The company's IT manager, Jason Muir, said the aim of the upgrade was to increase throughput over the backbone as games development is extremely taxing on bandwidth.

"Plus we have a lot of high-powered machines in a small space sharing large amounts of data," he added.

Krome has two adjacent offices in Brisbane and further sites in Melbourne and Adelaide, employing 300 staff in total.

After the initial research and planning, Muir approached reseller Computer Alliance to supply the equipment.

"We wanted to improve throughput speed for the entire business," Muir said.

"To stack the old switches we were having to sacrifice two ports on the front, and suffer the hit to our throughput.

"The new 10 Gig switches have dedicated stacking modules which plug into the back of the switch so we are not sacrificing ports when stacking and we get vastly improved throughput with 10 Gig."

The last step of the rollout was connecting the two Brisbane sites.

To link the Brisbane buildings, Krome dug up the road and laid down a dark fibre link, running the 10 Gigabit backbone across it.

All up, Krome installed five 10 Gigabit Managed Switches from Netgear as the main backbone switches and linked these to ten Gigabit Managed Switches, distributed across the four sites.

"Before we called in the diggers, we trialled a wireless solution to connect the two Brisbane offices," Muir said.

"Using multiple access points tied together with a bridge, we found they were unable to get enough bandwidth support between the two sites to meet our requirements.

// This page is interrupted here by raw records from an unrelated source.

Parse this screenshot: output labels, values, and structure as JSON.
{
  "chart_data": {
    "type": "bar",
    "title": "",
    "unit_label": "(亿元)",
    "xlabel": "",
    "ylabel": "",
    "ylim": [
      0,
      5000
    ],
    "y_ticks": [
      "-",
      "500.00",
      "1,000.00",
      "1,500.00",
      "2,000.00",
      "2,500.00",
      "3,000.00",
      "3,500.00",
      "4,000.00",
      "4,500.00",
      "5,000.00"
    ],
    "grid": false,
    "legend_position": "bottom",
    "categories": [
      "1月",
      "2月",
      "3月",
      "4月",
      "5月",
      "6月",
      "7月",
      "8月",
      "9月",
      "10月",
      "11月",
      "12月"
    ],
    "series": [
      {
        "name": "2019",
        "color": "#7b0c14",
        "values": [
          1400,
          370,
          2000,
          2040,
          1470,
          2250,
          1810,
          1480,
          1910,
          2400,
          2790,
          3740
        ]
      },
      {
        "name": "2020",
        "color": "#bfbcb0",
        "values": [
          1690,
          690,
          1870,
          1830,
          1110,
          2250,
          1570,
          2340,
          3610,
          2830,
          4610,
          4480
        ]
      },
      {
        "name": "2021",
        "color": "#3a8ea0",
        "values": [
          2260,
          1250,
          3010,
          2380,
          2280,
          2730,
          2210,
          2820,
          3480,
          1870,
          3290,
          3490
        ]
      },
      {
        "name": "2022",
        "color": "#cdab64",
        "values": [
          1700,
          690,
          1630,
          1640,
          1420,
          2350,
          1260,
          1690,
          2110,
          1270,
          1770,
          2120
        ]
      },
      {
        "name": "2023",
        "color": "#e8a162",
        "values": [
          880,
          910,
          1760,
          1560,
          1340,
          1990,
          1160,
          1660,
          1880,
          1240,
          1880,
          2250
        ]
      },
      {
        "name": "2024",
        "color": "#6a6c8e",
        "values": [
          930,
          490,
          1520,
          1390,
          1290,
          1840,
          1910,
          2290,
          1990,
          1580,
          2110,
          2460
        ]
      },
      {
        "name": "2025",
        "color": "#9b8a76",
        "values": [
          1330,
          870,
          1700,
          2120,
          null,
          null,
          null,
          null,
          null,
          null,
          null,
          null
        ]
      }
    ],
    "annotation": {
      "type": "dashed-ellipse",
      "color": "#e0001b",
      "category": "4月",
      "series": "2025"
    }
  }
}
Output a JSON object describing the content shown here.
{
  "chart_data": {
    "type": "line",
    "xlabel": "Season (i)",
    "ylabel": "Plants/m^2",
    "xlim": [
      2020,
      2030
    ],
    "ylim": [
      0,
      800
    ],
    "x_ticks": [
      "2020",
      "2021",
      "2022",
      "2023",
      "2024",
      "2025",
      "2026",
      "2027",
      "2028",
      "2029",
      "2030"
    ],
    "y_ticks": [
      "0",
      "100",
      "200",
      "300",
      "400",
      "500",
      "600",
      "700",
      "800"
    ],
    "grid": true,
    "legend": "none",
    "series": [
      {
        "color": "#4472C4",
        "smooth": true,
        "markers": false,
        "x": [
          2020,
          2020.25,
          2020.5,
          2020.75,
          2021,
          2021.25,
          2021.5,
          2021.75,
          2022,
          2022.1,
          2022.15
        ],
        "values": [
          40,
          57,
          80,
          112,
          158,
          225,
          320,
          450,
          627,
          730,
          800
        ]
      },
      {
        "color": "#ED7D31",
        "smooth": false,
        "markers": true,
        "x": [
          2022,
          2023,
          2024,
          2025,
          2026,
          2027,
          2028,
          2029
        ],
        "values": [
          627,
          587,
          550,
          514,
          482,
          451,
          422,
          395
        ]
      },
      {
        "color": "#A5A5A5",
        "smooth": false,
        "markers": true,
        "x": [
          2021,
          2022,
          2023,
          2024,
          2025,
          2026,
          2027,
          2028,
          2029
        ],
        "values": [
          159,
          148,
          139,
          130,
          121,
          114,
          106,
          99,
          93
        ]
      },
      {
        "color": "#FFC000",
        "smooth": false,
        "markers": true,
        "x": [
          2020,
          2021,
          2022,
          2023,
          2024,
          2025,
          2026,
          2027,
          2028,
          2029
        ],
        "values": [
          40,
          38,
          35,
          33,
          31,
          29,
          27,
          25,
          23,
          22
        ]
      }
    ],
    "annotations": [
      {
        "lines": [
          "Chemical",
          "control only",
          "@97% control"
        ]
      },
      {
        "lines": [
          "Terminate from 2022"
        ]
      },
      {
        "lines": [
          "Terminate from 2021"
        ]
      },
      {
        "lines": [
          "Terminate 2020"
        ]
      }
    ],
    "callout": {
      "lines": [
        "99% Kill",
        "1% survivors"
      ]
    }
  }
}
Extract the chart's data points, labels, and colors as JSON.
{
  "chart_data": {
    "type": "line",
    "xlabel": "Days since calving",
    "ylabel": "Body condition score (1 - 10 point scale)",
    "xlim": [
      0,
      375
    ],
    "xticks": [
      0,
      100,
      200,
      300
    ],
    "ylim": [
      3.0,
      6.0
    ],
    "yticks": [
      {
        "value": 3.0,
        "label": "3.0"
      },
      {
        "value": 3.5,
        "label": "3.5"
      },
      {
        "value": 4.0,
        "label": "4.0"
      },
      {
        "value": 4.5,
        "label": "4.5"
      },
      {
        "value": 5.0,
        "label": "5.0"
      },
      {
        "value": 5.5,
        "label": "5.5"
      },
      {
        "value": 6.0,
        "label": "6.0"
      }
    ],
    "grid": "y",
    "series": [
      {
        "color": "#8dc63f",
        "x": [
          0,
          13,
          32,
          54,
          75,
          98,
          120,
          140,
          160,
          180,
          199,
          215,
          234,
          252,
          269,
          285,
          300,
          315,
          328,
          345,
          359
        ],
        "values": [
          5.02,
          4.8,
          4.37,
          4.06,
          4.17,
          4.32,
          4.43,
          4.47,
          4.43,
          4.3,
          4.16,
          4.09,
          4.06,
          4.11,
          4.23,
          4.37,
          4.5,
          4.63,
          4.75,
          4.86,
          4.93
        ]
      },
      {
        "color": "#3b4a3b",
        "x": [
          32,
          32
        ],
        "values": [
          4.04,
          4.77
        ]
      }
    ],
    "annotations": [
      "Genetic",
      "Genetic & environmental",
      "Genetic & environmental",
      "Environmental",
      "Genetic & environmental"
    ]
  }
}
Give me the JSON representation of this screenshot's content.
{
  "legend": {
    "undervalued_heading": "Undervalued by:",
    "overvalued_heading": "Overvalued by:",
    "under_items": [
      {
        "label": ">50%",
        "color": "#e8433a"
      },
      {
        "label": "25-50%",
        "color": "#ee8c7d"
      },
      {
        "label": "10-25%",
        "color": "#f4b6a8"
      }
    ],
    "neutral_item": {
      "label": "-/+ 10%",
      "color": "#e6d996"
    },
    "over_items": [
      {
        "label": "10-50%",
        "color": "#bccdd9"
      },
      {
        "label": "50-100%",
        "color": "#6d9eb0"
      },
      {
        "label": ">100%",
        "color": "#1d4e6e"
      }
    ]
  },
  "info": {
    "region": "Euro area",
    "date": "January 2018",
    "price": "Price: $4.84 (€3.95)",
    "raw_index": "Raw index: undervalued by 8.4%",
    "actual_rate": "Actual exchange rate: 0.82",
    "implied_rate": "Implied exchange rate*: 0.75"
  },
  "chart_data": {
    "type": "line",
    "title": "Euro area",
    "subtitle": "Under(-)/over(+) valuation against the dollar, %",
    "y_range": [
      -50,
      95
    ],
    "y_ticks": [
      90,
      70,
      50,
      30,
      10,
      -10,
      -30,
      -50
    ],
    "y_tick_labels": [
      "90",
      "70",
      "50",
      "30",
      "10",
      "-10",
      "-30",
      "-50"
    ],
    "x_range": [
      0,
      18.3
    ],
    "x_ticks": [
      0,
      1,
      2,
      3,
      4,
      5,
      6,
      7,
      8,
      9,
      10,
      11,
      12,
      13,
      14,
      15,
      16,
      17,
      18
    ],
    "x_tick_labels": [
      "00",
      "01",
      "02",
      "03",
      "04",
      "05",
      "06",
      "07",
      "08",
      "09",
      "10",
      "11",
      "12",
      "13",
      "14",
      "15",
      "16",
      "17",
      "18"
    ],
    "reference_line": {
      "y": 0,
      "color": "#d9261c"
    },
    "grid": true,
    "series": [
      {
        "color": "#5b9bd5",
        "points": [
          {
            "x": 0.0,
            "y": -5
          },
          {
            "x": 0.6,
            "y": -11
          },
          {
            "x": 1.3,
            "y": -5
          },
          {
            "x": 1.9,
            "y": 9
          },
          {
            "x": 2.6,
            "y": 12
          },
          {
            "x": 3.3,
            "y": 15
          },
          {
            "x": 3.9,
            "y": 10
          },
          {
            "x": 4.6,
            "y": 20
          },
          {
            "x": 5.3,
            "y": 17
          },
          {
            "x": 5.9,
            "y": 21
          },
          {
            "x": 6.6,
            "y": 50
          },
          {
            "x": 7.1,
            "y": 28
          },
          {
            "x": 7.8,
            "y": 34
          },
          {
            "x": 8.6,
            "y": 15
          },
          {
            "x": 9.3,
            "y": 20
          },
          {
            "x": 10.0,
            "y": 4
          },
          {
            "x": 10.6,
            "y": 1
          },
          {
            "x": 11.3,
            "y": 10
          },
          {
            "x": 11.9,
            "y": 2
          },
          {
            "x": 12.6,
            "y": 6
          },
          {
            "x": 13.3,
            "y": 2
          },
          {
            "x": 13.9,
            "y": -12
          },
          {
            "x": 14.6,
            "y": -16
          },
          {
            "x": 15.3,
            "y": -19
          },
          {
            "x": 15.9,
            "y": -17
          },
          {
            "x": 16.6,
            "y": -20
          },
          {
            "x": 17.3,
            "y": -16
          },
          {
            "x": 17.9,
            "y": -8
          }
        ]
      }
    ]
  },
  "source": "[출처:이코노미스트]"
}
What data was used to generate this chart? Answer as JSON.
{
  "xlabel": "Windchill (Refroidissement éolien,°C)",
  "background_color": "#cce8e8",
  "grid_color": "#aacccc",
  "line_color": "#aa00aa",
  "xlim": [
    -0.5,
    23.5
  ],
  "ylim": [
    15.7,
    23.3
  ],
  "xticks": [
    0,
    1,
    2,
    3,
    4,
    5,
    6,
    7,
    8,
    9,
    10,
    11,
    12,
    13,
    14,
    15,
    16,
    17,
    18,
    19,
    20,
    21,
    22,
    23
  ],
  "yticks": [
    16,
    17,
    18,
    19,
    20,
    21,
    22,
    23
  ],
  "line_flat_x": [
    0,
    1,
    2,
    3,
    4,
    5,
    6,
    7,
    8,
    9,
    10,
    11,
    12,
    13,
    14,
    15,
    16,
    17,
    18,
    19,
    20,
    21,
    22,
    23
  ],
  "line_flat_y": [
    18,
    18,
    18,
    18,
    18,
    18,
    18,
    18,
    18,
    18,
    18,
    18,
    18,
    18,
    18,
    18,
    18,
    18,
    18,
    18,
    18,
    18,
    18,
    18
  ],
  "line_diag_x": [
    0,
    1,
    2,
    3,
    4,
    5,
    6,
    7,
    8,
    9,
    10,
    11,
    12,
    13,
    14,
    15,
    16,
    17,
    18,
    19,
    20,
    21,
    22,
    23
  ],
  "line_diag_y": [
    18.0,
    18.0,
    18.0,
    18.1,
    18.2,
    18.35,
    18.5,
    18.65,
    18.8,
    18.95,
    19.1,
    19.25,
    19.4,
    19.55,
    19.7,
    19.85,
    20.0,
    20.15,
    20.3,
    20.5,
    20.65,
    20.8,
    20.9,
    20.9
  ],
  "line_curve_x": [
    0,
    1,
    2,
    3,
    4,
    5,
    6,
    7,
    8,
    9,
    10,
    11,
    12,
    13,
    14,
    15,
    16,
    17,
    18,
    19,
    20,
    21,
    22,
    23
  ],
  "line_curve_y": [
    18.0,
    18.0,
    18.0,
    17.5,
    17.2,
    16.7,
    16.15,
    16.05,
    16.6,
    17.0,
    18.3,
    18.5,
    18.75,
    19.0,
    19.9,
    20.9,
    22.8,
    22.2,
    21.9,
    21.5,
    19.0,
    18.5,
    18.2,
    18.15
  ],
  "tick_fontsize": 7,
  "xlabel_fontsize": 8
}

"This solution was abandoned in favour of the dark fibre link."

Muir admits it was a big financial commitment for Krome, but essential to support the expansion of the business.

"We invested between $65,000 and $70,000 on switches and even though we have always been a Netgear house, we found Netgear offered the best price for what we were after anyway," he added.

Netgear techie Thomas Leggett said during the rollout there was one speedbump, that is a non-responsive switch.

"Our tech support team quickly arranged a replacement unit to be shipped to Krome and the upgrade proceeded," Leggett said.

"Individual components in a piece of hardware are usually quite expensive and if the product is under warranty, its easier and of course cheaper to replace the entire unit.